Colleen Kraft, the president of the American Academy of Pediatrics, told ABC News that a concerned pediatrician working near the border called her to come and visit a facility housing children under 12 years old in Combes, Texas.
She was able to visit the facility, run by the company Southwest Key Programs, in April, and she said that it was unsettling because the children were “so abnormally quiet.”
In one room reserved for toddlers, there were beds, cribs, toys, books and a play mat, Kraft said.
“It was actually kind of a home-y setting,” she said.
“What was really striking about the place, it was a room full of toddlers [and if you’ve ever been in a room full of toddlers you’d know] they’re active, they’re loud and they’re playing and they’re rambunctious.
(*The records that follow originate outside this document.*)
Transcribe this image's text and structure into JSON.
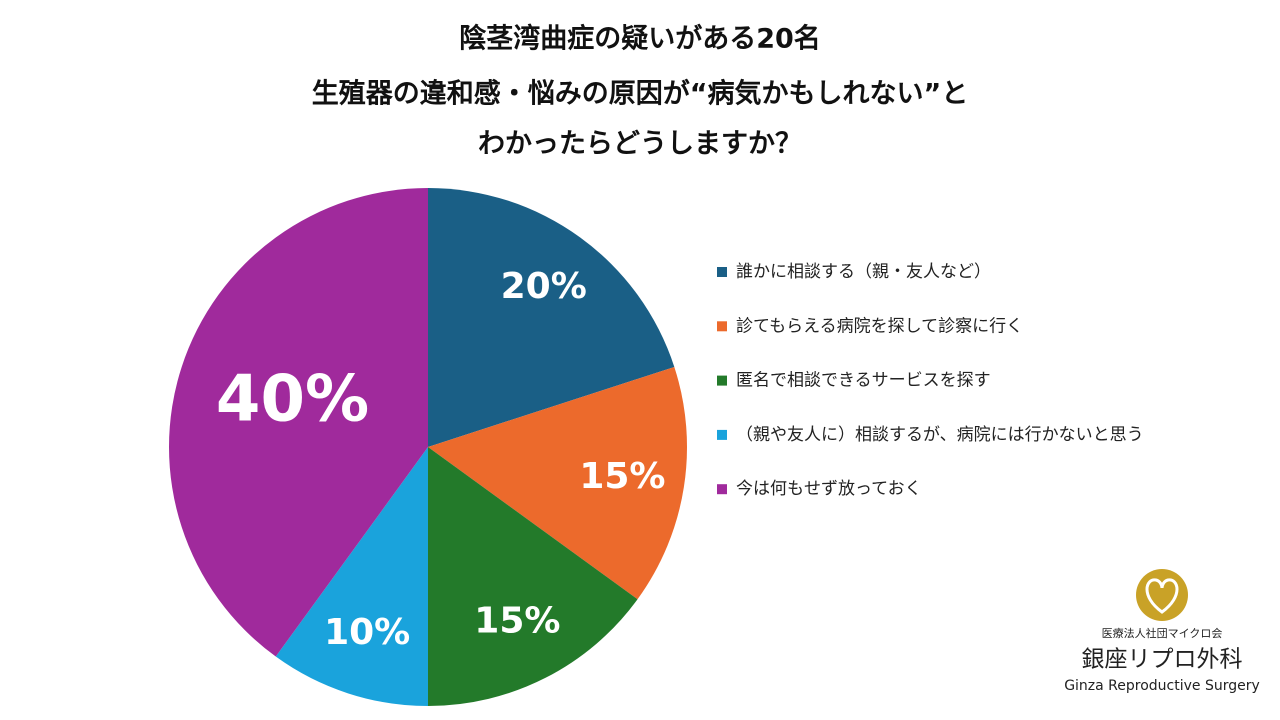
{
  "chart_data": {
    "type": "pie",
    "title": [
      "陰茎湾曲症の疑いがある20名",
      "生殖器の違和感・悩みの原因が“病気かもしれない”と",
      "わかったらどうしますか？"
    ],
    "categories": [
      "誰かに相談する（親・友人など）",
      "診てもらえる病院を探して診察に行く",
      "匿名で相談できるサービスを探す",
      "（親や友人に）相談するが、病院には行かないと思う",
      "今は何もせず放っておく"
    ],
    "values": [
      20,
      15,
      15,
      10,
      40
    ],
    "value_labels": [
      "20%",
      "15%",
      "15%",
      "10%",
      "40%"
    ],
    "colors": [
      "#1a5f86",
      "#ec6a2c",
      "#237a2a",
      "#1aa3dc",
      "#a02a9c"
    ],
    "legend": "right"
  },
  "logo": {
    "org": "医療法人社団マイクロ会",
    "name": "銀座リプロ外科",
    "english": "Ginza Reproductive Surgery"
  }
}
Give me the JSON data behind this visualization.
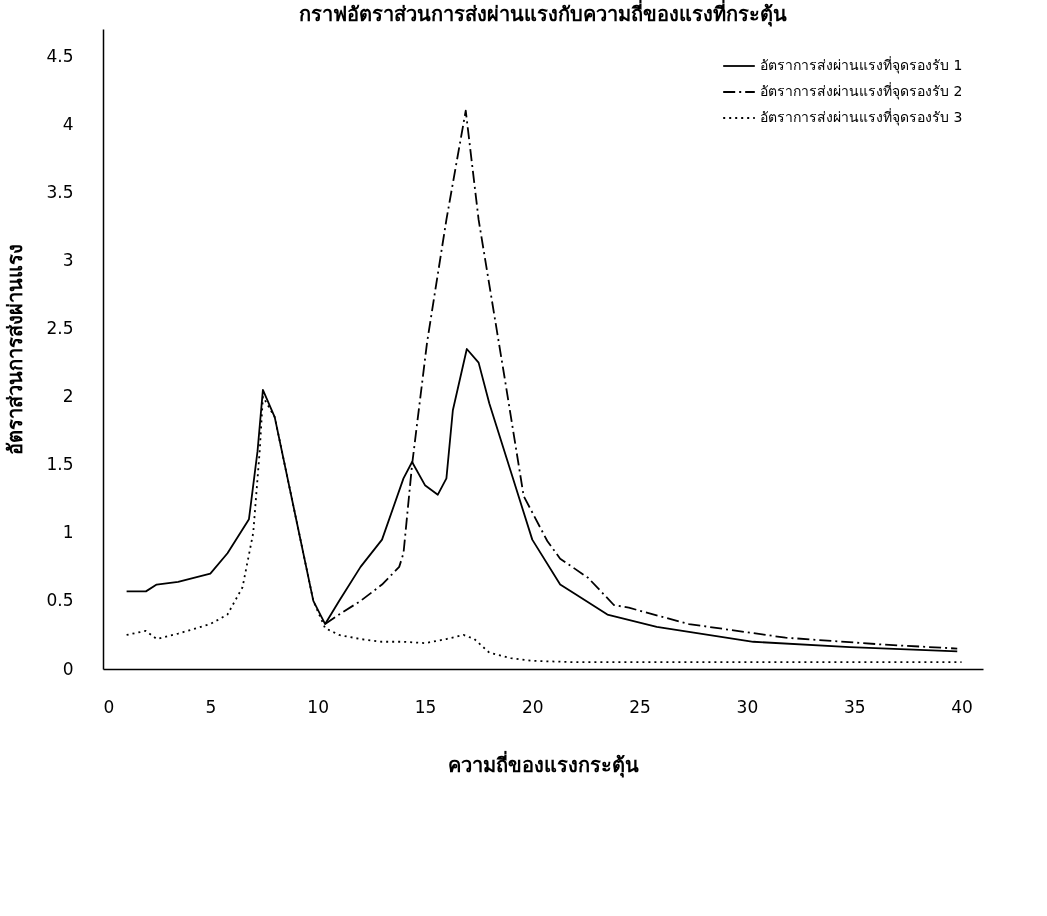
{
  "chart_data": {
    "type": "line",
    "title": "กราฟอัตราส่วนการส่งผ่านแรงกับความถี่ของแรงที่กระตุ้น",
    "xlabel": "ความถี่ของแรงกระตุ้น",
    "ylabel": "อัตราส่วนการส่งผ่านแรง",
    "xlim": [
      0,
      41
    ],
    "ylim": [
      0,
      4.7
    ],
    "xticks": [
      0,
      5,
      10,
      15,
      20,
      25,
      30,
      35,
      40
    ],
    "yticks": [
      0,
      0.5,
      1,
      1.5,
      2,
      2.5,
      3,
      3.5,
      4,
      4.5
    ],
    "grid": false,
    "legend": "top right",
    "marker": "none",
    "series": [
      {
        "name": "อัตราการส่งผ่านแรงที่จุดรองรับ 1",
        "color": "#000000",
        "line_style": "solid",
        "x": [
          1.1,
          2.0,
          2.5,
          3.5,
          5,
          5.8,
          6.8,
          7.2,
          7.45,
          8,
          9,
          9.8,
          10.35,
          11,
          12,
          13,
          14,
          14.4,
          15,
          15.6,
          16,
          16.3,
          16.95,
          17.5,
          18,
          19,
          20,
          21.3,
          22,
          23.5,
          25.8,
          27,
          30.3,
          34.8,
          39.8
        ],
        "values": [
          0.57,
          0.57,
          0.62,
          0.64,
          0.7,
          0.85,
          1.1,
          1.6,
          2.05,
          1.85,
          1.1,
          0.5,
          0.33,
          0.5,
          0.75,
          0.95,
          1.4,
          1.52,
          1.35,
          1.28,
          1.4,
          1.9,
          2.35,
          2.25,
          1.95,
          1.45,
          0.95,
          0.62,
          0.55,
          0.4,
          0.31,
          0.28,
          0.2,
          0.16,
          0.13
        ]
      },
      {
        "name": "อัตราการส่งผ่านแรงที่จุดรองรับ 2",
        "color": "#000000",
        "line_style": "dashed",
        "x": [
          10.35,
          11,
          12,
          13,
          13.8,
          14.0,
          14.4,
          15.1,
          16.0,
          16.9,
          17.5,
          18.7,
          19.6,
          20.7,
          21.3,
          22.6,
          23.8,
          24.5,
          27.3,
          31.8,
          36.3,
          39.8
        ],
        "values": [
          0.33,
          0.4,
          0.5,
          0.62,
          0.75,
          0.85,
          1.5,
          2.4,
          3.3,
          4.1,
          3.3,
          2.15,
          1.27,
          0.94,
          0.81,
          0.67,
          0.47,
          0.45,
          0.33,
          0.23,
          0.18,
          0.15
        ]
      },
      {
        "name": "อัตราการส่งผ่านแรงที่จุดรองรับ 3",
        "color": "#000000",
        "line_style": "dotted",
        "x": [
          1.1,
          2.0,
          2.5,
          3.5,
          5,
          5.8,
          6.5,
          7,
          7.3,
          7.45,
          8,
          9,
          9.8,
          10.35,
          11,
          12,
          13,
          14,
          15,
          16,
          16.8,
          17.3,
          18,
          19,
          20,
          22,
          30,
          40
        ],
        "values": [
          0.25,
          0.28,
          0.22,
          0.26,
          0.33,
          0.4,
          0.6,
          1.0,
          1.6,
          2.0,
          1.85,
          1.1,
          0.5,
          0.3,
          0.25,
          0.22,
          0.2,
          0.2,
          0.19,
          0.22,
          0.25,
          0.22,
          0.12,
          0.08,
          0.06,
          0.05,
          0.05,
          0.05
        ]
      }
    ]
  }
}
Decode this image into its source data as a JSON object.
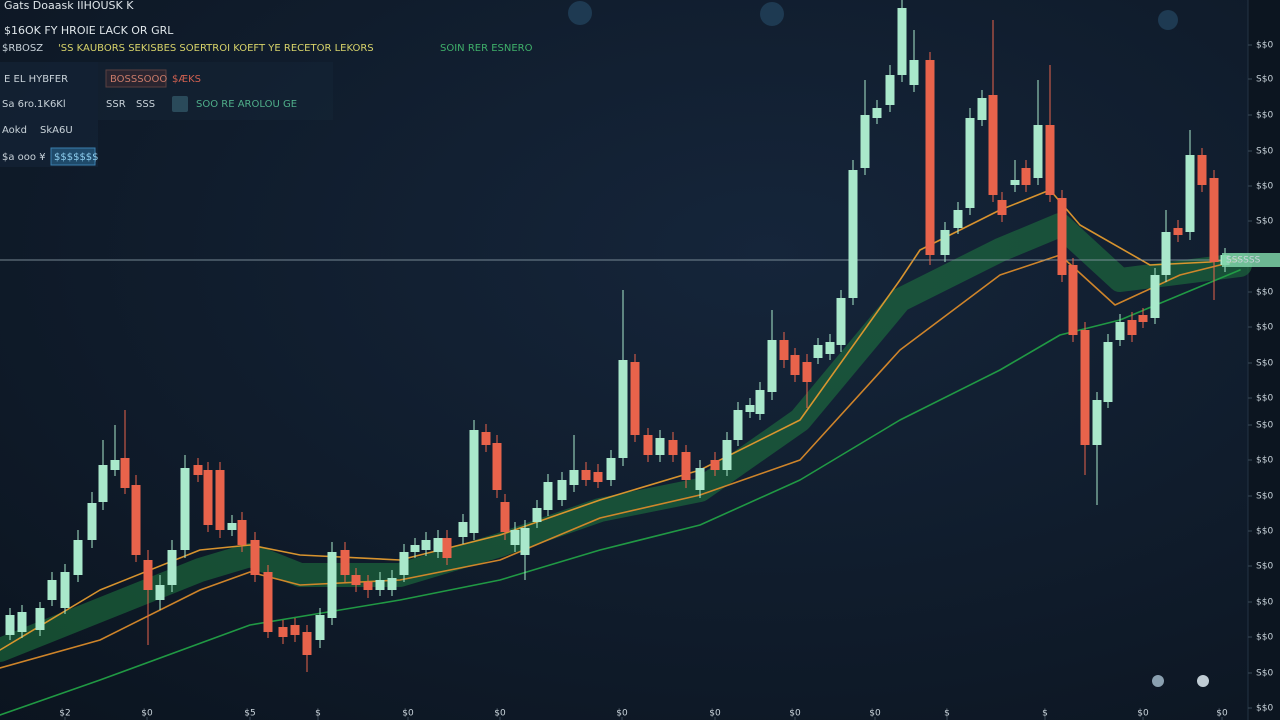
{
  "chart_data": {
    "type": "candlestick",
    "title": "Gats Doaask IIHOUSK  K",
    "subtitle": "$16OK   FY HROIE   ĽACK   OR GRL",
    "annotations": [
      "$RBOSZ",
      "'SS KAUBORS SEKISBES SOERTROI KOEFT YE RECETOR LEKORS",
      "SOIN RER ESNERO",
      "E EL HYBFER",
      "BOSSSOOO",
      "$ÆKS",
      "Sa 6ro.1K6Kl",
      "SSR",
      "SSS",
      "SOO RE  AROLOU GE",
      "Aokd",
      "SkA6U",
      "$a ooo ¥",
      "$$$$$$$"
    ],
    "x": [
      10,
      22,
      40,
      52,
      65,
      78,
      92,
      103,
      115,
      125,
      136,
      148,
      160,
      172,
      185,
      198,
      208,
      220,
      232,
      242,
      255,
      268,
      283,
      295,
      307,
      320,
      332,
      345,
      356,
      368,
      380,
      392,
      404,
      415,
      426,
      438,
      447,
      463,
      474,
      486,
      497,
      505,
      515,
      525,
      537,
      548,
      562,
      574,
      586,
      598,
      611,
      623,
      635,
      648,
      660,
      673,
      686,
      700,
      715,
      727,
      738,
      750,
      760,
      772,
      784,
      795,
      807,
      818,
      830,
      841,
      853,
      865,
      877,
      890,
      902,
      914,
      930,
      945,
      958,
      970,
      982,
      993,
      1002,
      1015,
      1026,
      1038,
      1050,
      1062,
      1073,
      1085,
      1097,
      1108,
      1120,
      1132,
      1143,
      1155,
      1166,
      1178,
      1190,
      1202,
      1214,
      1225
    ],
    "open": [
      85,
      88,
      90,
      120,
      112,
      145,
      180,
      218,
      250,
      262,
      235,
      160,
      120,
      135,
      170,
      255,
      250,
      250,
      190,
      200,
      180,
      148,
      93,
      95,
      88,
      80,
      102,
      170,
      145,
      138,
      130,
      130,
      145,
      168,
      170,
      168,
      182,
      183,
      187,
      288,
      277,
      218,
      175,
      165,
      198,
      210,
      220,
      235,
      250,
      248,
      240,
      262,
      358,
      285,
      265,
      280,
      268,
      230,
      260,
      250,
      280,
      308,
      306,
      328,
      380,
      365,
      358,
      362,
      366,
      375,
      422,
      552,
      602,
      615,
      645,
      635,
      660,
      465,
      492,
      512,
      600,
      625,
      520,
      535,
      552,
      542,
      595,
      522,
      455,
      390,
      275,
      318,
      380,
      400,
      405,
      402,
      445,
      492,
      488,
      565,
      542,
      455
    ],
    "high": [
      112,
      115,
      118,
      148,
      156,
      190,
      228,
      280,
      295,
      310,
      245,
      170,
      145,
      180,
      265,
      262,
      258,
      258,
      205,
      208,
      188,
      155,
      100,
      102,
      95,
      112,
      178,
      178,
      152,
      145,
      148,
      150,
      176,
      182,
      188,
      190,
      190,
      206,
      300,
      296,
      285,
      226,
      198,
      200,
      220,
      246,
      248,
      285,
      258,
      256,
      270,
      430,
      366,
      292,
      290,
      288,
      275,
      260,
      268,
      288,
      318,
      322,
      338,
      410,
      388,
      372,
      366,
      382,
      386,
      430,
      560,
      640,
      620,
      655,
      720,
      690,
      668,
      498,
      518,
      612,
      630,
      700,
      528,
      560,
      560,
      640,
      655,
      530,
      462,
      398,
      328,
      386,
      406,
      408,
      412,
      452,
      510,
      500,
      590,
      572,
      550,
      472
    ],
    "low": [
      80,
      82,
      84,
      114,
      106,
      138,
      172,
      210,
      244,
      226,
      158,
      75,
      110,
      128,
      162,
      238,
      188,
      182,
      184,
      168,
      138,
      82,
      76,
      78,
      48,
      72,
      95,
      138,
      128,
      122,
      124,
      124,
      138,
      162,
      164,
      162,
      155,
      176,
      180,
      268,
      222,
      180,
      168,
      140,
      192,
      204,
      214,
      228,
      234,
      232,
      234,
      254,
      278,
      258,
      258,
      258,
      232,
      222,
      244,
      244,
      274,
      302,
      300,
      320,
      352,
      338,
      312,
      356,
      360,
      368,
      415,
      545,
      596,
      608,
      638,
      628,
      455,
      458,
      486,
      505,
      594,
      518,
      498,
      528,
      528,
      535,
      518,
      438,
      378,
      245,
      215,
      312,
      374,
      378,
      392,
      396,
      438,
      478,
      480,
      528,
      420,
      448
    ],
    "close": [
      105,
      108,
      112,
      140,
      148,
      180,
      217,
      255,
      260,
      232,
      165,
      130,
      135,
      170,
      252,
      245,
      195,
      190,
      197,
      175,
      145,
      88,
      83,
      85,
      65,
      105,
      168,
      145,
      135,
      130,
      140,
      142,
      168,
      175,
      180,
      182,
      162,
      198,
      290,
      275,
      230,
      188,
      190,
      192,
      212,
      238,
      240,
      250,
      240,
      238,
      262,
      360,
      285,
      265,
      282,
      265,
      240,
      252,
      250,
      280,
      310,
      315,
      330,
      380,
      360,
      345,
      338,
      375,
      378,
      422,
      550,
      605,
      612,
      645,
      712,
      660,
      465,
      490,
      510,
      602,
      622,
      525,
      505,
      540,
      535,
      595,
      525,
      445,
      385,
      275,
      320,
      378,
      398,
      385,
      398,
      445,
      488,
      485,
      565,
      535,
      458,
      465
    ],
    "up_color": "#a9e8cb",
    "down_color": "#e8634b",
    "lines": [
      {
        "kind": "band",
        "color": "#1f7a3f",
        "x": [
          0,
          100,
          200,
          250,
          300,
          400,
          500,
          600,
          700,
          800,
          900,
          1000,
          1060,
          1120,
          1240
        ],
        "values": [
          70,
          110,
          150,
          165,
          145,
          145,
          175,
          210,
          230,
          300,
          420,
          470,
          495,
          440,
          455
        ]
      },
      {
        "kind": "line",
        "color": "#e39a2e",
        "x": [
          0,
          100,
          200,
          250,
          300,
          400,
          500,
          600,
          700,
          800,
          900,
          920,
          1000,
          1050,
          1080,
          1150,
          1210,
          1240
        ],
        "values": [
          70,
          130,
          170,
          175,
          165,
          160,
          185,
          220,
          250,
          300,
          440,
          470,
          510,
          530,
          495,
          455,
          458,
          462
        ]
      },
      {
        "kind": "line",
        "color": "#d98a2a",
        "x": [
          0,
          100,
          200,
          250,
          300,
          400,
          500,
          600,
          700,
          800,
          900,
          1000,
          1060,
          1115,
          1180,
          1240
        ],
        "values": [
          52,
          80,
          130,
          148,
          135,
          140,
          160,
          202,
          225,
          260,
          370,
          445,
          465,
          415,
          445,
          460
        ]
      },
      {
        "kind": "line",
        "color": "#22a046",
        "x": [
          0,
          100,
          250,
          400,
          500,
          600,
          700,
          800,
          900,
          1000,
          1060,
          1120,
          1240
        ],
        "values": [
          5,
          40,
          95,
          120,
          140,
          170,
          195,
          240,
          300,
          350,
          385,
          400,
          450
        ]
      }
    ],
    "current_price": {
      "value": 460,
      "label": "SSSSSS"
    },
    "xlim": [
      0,
      1248
    ],
    "ylim": [
      0,
      720
    ],
    "xticks": [
      {
        "value": 65,
        "label": "$2"
      },
      {
        "value": 147,
        "label": "$0"
      },
      {
        "value": 250,
        "label": "$5"
      },
      {
        "value": 318,
        "label": "$"
      },
      {
        "value": 408,
        "label": "$0"
      },
      {
        "value": 500,
        "label": "$0"
      },
      {
        "value": 622,
        "label": "$0"
      },
      {
        "value": 715,
        "label": "$0"
      },
      {
        "value": 795,
        "label": "$0"
      },
      {
        "value": 875,
        "label": "$0"
      },
      {
        "value": 947,
        "label": "$"
      },
      {
        "value": 1045,
        "label": "$"
      },
      {
        "value": 1143,
        "label": "$0"
      },
      {
        "value": 1222,
        "label": "$0"
      }
    ],
    "yticks": [
      {
        "value": 675,
        "label": "$$0"
      },
      {
        "value": 641,
        "label": "S$0"
      },
      {
        "value": 605,
        "label": "$$0"
      },
      {
        "value": 569,
        "label": "S$0"
      },
      {
        "value": 534,
        "label": "$$0"
      },
      {
        "value": 499,
        "label": "S$0"
      },
      {
        "value": 428,
        "label": "$$0"
      },
      {
        "value": 393,
        "label": "$$0"
      },
      {
        "value": 357,
        "label": "S$0"
      },
      {
        "value": 322,
        "label": "$$0"
      },
      {
        "value": 295,
        "label": "S$0"
      },
      {
        "value": 260,
        "label": "$$0"
      },
      {
        "value": 224,
        "label": "S$0"
      },
      {
        "value": 189,
        "label": "$$0"
      },
      {
        "value": 154,
        "label": "S$0"
      },
      {
        "value": 118,
        "label": "$$0"
      },
      {
        "value": 83,
        "label": "$$0"
      },
      {
        "value": 47,
        "label": "S$0"
      },
      {
        "value": 12,
        "label": "$$0"
      }
    ]
  }
}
This room, all of the children except for one were very quiet and were playing quietly… except for one little girl who was crying and sobbing and wailing and just inconsolable.”
The girl looked like she was under 2 years old, Kraft said.
“The worker was trying to give her toys and trying to give her books but she couldn’t pick her up or hold her,” Kraft added.
“We were told that the policy was that they couldn’t actually hold or pick up the kids,” she said.
Asked if she would have held the kids if that were allowed, she said she absolutely would have done so.
“It’s a logical comforting thing to do we just do that as human beings,” she explained.
“Here you have a bunch of quiet little toddlers and one inconsolable crying toddler who couldn’t be helped… we knew that none of us could help these kids because they didn’t have what they needed which was their mother,” she said.
“They were traumatized.”
Southwest Key Programs did not immediately respond to ABC News’ request for comment.
In response to a different story, where a former employee said that he was told to tell boys in the care of Southwest Key Programs that they could not hug each other, the company released a statement saying, “hugging is absolutely allowed.”
Kraft told ABC News she also went into the room for preschoolers, between ages 4 to 6, and said that the kids were playing with toys and looking at some books.
The pediatricians that flagged the centers to Kraft said: “They knew what kind of stress would do to these poor little developing brains.”
Kraft explained that people have stress responses, “and we have increases in our cortisol, in our fight or flight hormones and they’re there for a reason…”
“For a developing child, that stress when buffered by a loving parent helps them to become resilient … these hormones come into play when a child falls down and hurts themselves,” Kraft said. “But these same hormones when they are prolonged, when there’s prolonged exposure and there’s no parent to buffer these hormones, they cause disruption in the neuro synapses. And they cause disruption to the developing brain architecture.”
In summary, Kraft says that sort environment without the emotional support of a parent can likely cause brain damage for a child.
“The pathways that develop, that lay the foundation for speech for social-emotional development, for gross and fine motor movements are happening during this young time when these toddlers are still developing,” Kraft explained, “and this prolonged stress or what we call exposure to toxic stress, it disrupts the developing brain.”